Was hast Du denn falsch gemacht, Tebartz-van Elst? Sind die Herren Waldenser denn plötzlich keine Ketzer mehr?  War es nicht schon immer so dass die katholische Kirche in ihren prunkvollen Bauten die Idee der Transzendenz am Leben erhalten hat, wahrhaft architektonischer Stellvertreter Gottes auf Erden? Und war nicht auch noch jeder Bau einer Kathedrale ein regionaler und überregionaler Wirtschaftsmotor, der den Lebensstandard, und trotz aller Todesfälle am Bau die Lebenserwartung am Standort, in allen Zeiten angehoben hat?

P1080222Der St. Barbara Dom in Kutna Horá. schon immer wussten Katholiken mit ihrem Geld wenn nichts besseres, dann doch schöneres anzufangen als Protestanten. Allerdings ist die Kirche vor dem allgemeinen Verfall ästhetischer Urteilskraft nicht gefeit.
 

Ja, man schreibt der sogar heute noch Bücher darüber und die Leute lesen es.
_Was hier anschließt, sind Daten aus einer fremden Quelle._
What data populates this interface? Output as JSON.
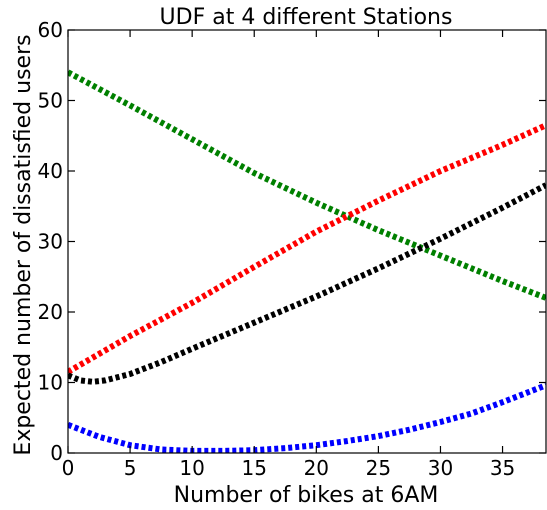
{
  "chart_data": {
    "type": "line",
    "title": "UDF at 4 different Stations",
    "xlabel": "Number of bikes at 6AM",
    "ylabel": "Expected number of dissatisfied users",
    "xlim": [
      0,
      38.5
    ],
    "ylim": [
      0,
      60
    ],
    "xticks": [
      0,
      5,
      10,
      15,
      20,
      25,
      30,
      35
    ],
    "yticks": [
      0,
      10,
      20,
      30,
      40,
      50,
      60
    ],
    "xtick_labels": [
      "0",
      "5",
      "10",
      "15",
      "20",
      "25",
      "30",
      "35"
    ],
    "ytick_labels": [
      "0",
      "10",
      "20",
      "30",
      "40",
      "50",
      "60"
    ],
    "grid": false,
    "legend": false,
    "line_style": "dotted",
    "series": [
      {
        "color": "#008000",
        "x": [
          0,
          5,
          10,
          15,
          20,
          25,
          30,
          35,
          38.5
        ],
        "y": [
          54,
          49.3,
          44.5,
          39.7,
          35.5,
          31.6,
          28.0,
          24.4,
          22
        ]
      },
      {
        "color": "#ff0000",
        "x": [
          0,
          5,
          10,
          15,
          20,
          25,
          30,
          35,
          38.5
        ],
        "y": [
          11.5,
          16.6,
          21.3,
          26.4,
          31.4,
          35.8,
          40.0,
          43.7,
          46.5
        ]
      },
      {
        "color": "#000000",
        "x": [
          0,
          1,
          2,
          3,
          5,
          7.5,
          10,
          15,
          20,
          25,
          30,
          35,
          38.5
        ],
        "y": [
          11,
          10.3,
          10.1,
          10.3,
          11.2,
          12.9,
          14.8,
          18.5,
          22.2,
          26.2,
          30.4,
          34.8,
          38
        ]
      },
      {
        "color": "#0000ff",
        "x": [
          0,
          2.5,
          5,
          7.5,
          10,
          12.5,
          15,
          17.5,
          20,
          22.5,
          25,
          27.5,
          30,
          32.5,
          35,
          38.5
        ],
        "y": [
          4,
          2.3,
          1.1,
          0.5,
          0.3,
          0.3,
          0.4,
          0.7,
          1.1,
          1.7,
          2.4,
          3.3,
          4.4,
          5.6,
          7.2,
          9.6
        ]
      }
    ]
  }
}
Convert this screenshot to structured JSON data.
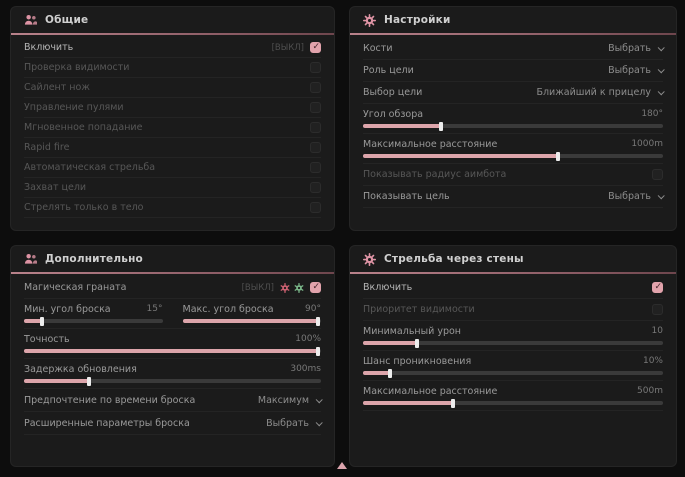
{
  "ui": {
    "colors": {
      "accent": "#e2a3ac",
      "underline": "#a5737c",
      "panel_bg": "#1b1b1b",
      "green_icon": "#7bb88a",
      "red_icon": "#cf6272"
    },
    "footer_indicator_icon": "triangle-up-icon"
  },
  "panels": {
    "general": {
      "title": "Общие",
      "icon": "users-icon",
      "rows": [
        {
          "label": "Включить",
          "tag": "[ВЫКЛ]",
          "checked": true
        },
        {
          "label": "Проверка видимости",
          "checked": false
        },
        {
          "label": "Сайлент нож",
          "checked": false
        },
        {
          "label": "Управление пулями",
          "checked": false
        },
        {
          "label": "Мгновенное попадание",
          "checked": false
        },
        {
          "label": "Rapid fire",
          "checked": false
        },
        {
          "label": "Автоматическая стрельба",
          "checked": false
        },
        {
          "label": "Захват цели",
          "checked": false
        },
        {
          "label": "Стрелять только в тело",
          "checked": false
        }
      ]
    },
    "settings": {
      "title": "Настройки",
      "icon": "gear-icon",
      "bones": {
        "label": "Кости",
        "value": "Выбрать"
      },
      "target_role": {
        "label": "Роль цели",
        "value": "Выбрать"
      },
      "target_select": {
        "label": "Выбор цели",
        "value": "Ближайший к прицелу"
      },
      "fov": {
        "label": "Угол обзора",
        "value": "180°",
        "percent": 26
      },
      "max_distance": {
        "label": "Максимальное расстояние",
        "value": "1000m",
        "percent": 65
      },
      "show_radius": {
        "label": "Показывать радиус аимбота",
        "checked": false
      },
      "show_target": {
        "label": "Показывать цель",
        "value": "Выбрать"
      }
    },
    "additional": {
      "title": "Дополнительно",
      "icon": "users-icon",
      "magic_grenade": {
        "label": "Магическая граната",
        "tag": "[ВЫКЛ]",
        "checked": true,
        "icons": [
          "red-status-icon",
          "green-status-icon"
        ]
      },
      "min_throw": {
        "label": "Мин. угол броска",
        "value": "15°",
        "percent": 13
      },
      "max_throw": {
        "label": "Макс. угол броска",
        "value": "90°",
        "percent": 98
      },
      "accuracy": {
        "label": "Точность",
        "value": "100%",
        "percent": 99
      },
      "update_delay": {
        "label": "Задержка обновления",
        "value": "300ms",
        "percent": 22
      },
      "throw_time": {
        "label": "Предпочтение по времени броска",
        "value": "Максимум"
      },
      "advanced_throw": {
        "label": "Расширенные параметры броска",
        "value": "Выбрать"
      }
    },
    "wallbang": {
      "title": "Стрельба через стены",
      "icon": "gear-icon",
      "enable": {
        "label": "Включить",
        "checked": true
      },
      "visibility_priority": {
        "label": "Приоритет видимости",
        "checked": false
      },
      "min_damage": {
        "label": "Минимальный урон",
        "value": "10",
        "percent": 18
      },
      "penetration": {
        "label": "Шанс проникновения",
        "value": "10%",
        "percent": 9
      },
      "max_distance": {
        "label": "Максимальное расстояние",
        "value": "500m",
        "percent": 30
      }
    }
  }
}
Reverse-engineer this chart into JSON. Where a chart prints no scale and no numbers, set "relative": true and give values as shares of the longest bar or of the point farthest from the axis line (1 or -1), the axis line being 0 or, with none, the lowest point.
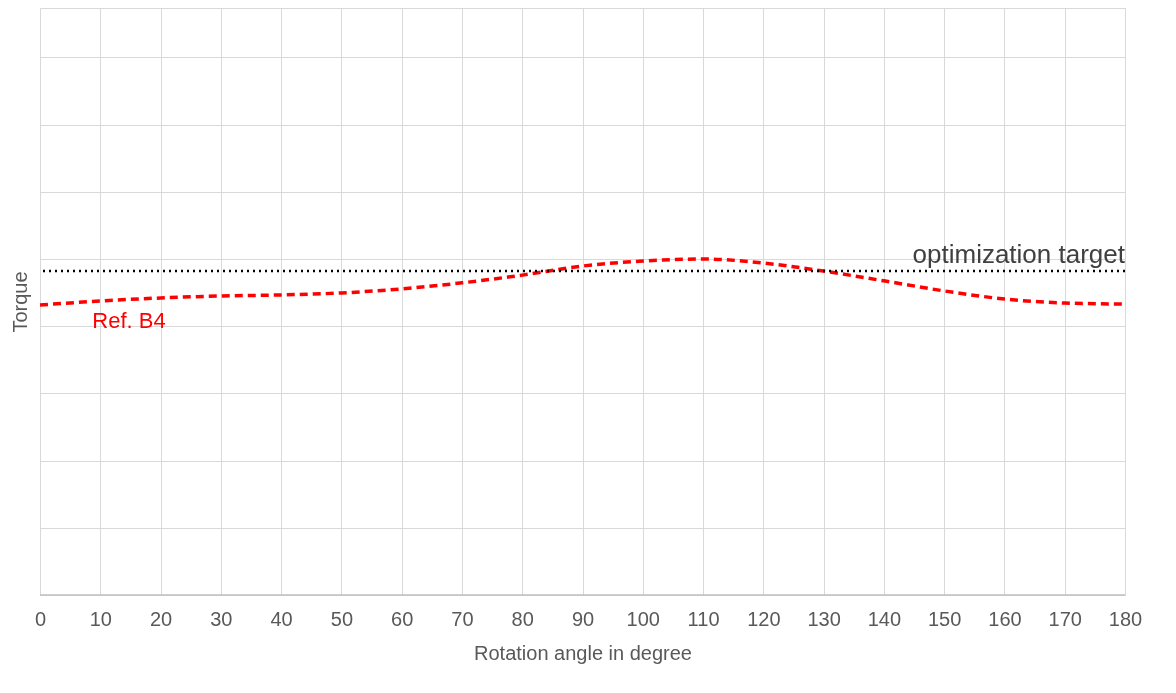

Ist es nicht besser das nicht zu verachtende Vermögen der katholischen Kirche an Bauarbeiter und Innenausstatter zu verteilen, als es wieder und wieder in den überhitzten Kreislauf der Finanzmärkte einzuspeisen wo es in nicht allzu ferner Zukunft verpuffen würde?

Also, liebster Hochwürden. Raus aus dem Büßerhemd, rein in die goldene Badewanne. Weltweit wächst die katholische Kirche gerade weil sie sich in Lehre und Habitus, aufs innigste miteinander verschränkt, vom Protestantismus abhebt. Es gibt doch noch einen Papst der sich zum dialektischen Denken nicht zu schade ist. Sollte der nicht auch deinen bescheidenen Beitrag zum Wohle der Volkswirtschaft ins rechte ewige Licht zu rücken wissen? Auf! Einen Gegenpapst aufgestellt, wie es in der Guten Alten Zeit ™ Sitte war! Das mag dir auch nicht die beste Publicity gewähren, aber besser als alles was derzeit geschrieben wird ist es alle Mal.
Natürlich wäre noch die Frage des Namens zu klären. Benedikt XVII? Benedikt XVI Zwo? Benedikt – Die Wiederkehr?
Oder huldigen wir, ich wage kaum so vermessen zu sein, bald Papst Tebartz, dem Herrn der goldenen Badewanne?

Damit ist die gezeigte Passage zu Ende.